Indexing for multi-language support

Hi,

We are trying to implement multi-language indexing schema, we are trying to follow following path:

Some background: We have multiple customers and each customer can have multiple language. Also we know the language at every transaction with ES. What are looking for is some solution based on following lines:

We are looking to store documents in a following way:

PUT /customerid(index)/language-type(type)
{
some data
}

And when querying we want to do is:
GET /customerid(index)/lang-type(type)/_search
{
"query":{
}
}

Please let me know the pros and cons of such approach.

Thank you in advance.

Rahul

Cons, you may run into mapping conflicts - https://www.elastic.co/guide/en/elasticsearch/reference/current/breaking_20_mapping_changes.html#_conflicting_field_mappings.
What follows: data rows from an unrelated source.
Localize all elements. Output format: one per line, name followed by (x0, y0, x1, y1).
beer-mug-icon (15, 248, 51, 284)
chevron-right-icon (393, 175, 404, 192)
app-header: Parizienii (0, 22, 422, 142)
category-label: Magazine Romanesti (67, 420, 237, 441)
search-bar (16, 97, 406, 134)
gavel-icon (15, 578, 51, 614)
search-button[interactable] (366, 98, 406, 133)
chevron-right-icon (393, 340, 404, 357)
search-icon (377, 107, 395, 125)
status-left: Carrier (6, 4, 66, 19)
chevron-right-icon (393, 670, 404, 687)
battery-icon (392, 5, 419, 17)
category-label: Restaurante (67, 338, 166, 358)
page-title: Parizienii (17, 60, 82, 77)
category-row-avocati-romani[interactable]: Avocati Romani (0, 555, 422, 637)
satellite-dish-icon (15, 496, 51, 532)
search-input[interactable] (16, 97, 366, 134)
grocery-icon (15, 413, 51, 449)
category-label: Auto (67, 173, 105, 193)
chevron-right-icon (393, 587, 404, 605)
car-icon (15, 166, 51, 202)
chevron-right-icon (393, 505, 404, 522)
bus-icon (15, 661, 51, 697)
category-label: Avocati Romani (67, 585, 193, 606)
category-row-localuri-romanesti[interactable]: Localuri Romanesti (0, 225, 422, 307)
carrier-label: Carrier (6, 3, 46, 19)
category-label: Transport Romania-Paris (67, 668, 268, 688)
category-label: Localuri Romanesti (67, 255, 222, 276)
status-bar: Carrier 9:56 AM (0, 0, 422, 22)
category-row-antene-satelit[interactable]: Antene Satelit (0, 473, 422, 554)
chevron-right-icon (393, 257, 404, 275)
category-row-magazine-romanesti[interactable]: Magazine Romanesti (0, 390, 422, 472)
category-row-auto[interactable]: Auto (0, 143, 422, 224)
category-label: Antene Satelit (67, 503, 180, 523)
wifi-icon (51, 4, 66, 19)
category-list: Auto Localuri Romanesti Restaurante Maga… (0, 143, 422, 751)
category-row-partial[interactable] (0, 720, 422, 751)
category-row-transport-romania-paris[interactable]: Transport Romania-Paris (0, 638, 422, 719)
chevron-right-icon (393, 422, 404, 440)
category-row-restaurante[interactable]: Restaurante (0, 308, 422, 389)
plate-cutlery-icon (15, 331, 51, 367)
You might be better off looking at a single type, with a specific field for the language.

Hi Mark,

Thanks for your answer.
With same type, how will I solve the problem of analyzer selection at the time of indexing and querying?
Also will it not cause any problems with scoring and inverted index creation? Lets say I have document with text "mir geht es gut" german and also english also has same text some where. It will match both the documents unless I filter on that specific field for language, queries might be slower.

Please let me know what you think.

Regards,
Rahul

Take a read of Controlling Analysis | Elasticsearch: The Definitive Guide [2.x] | Elastic

Queries will not be noticeably slower with a filter for a particular language.

Thanks for your guidance.
I was leaning towards the different types for different language in one index for customer. Ex:
customer1/english
customer1/german etc etc..
And using dynamic templates to run analyzers at index time and use same analyzers for query time.
What do you think about it?

Thanks for your help in advance.

Regards,
Rahul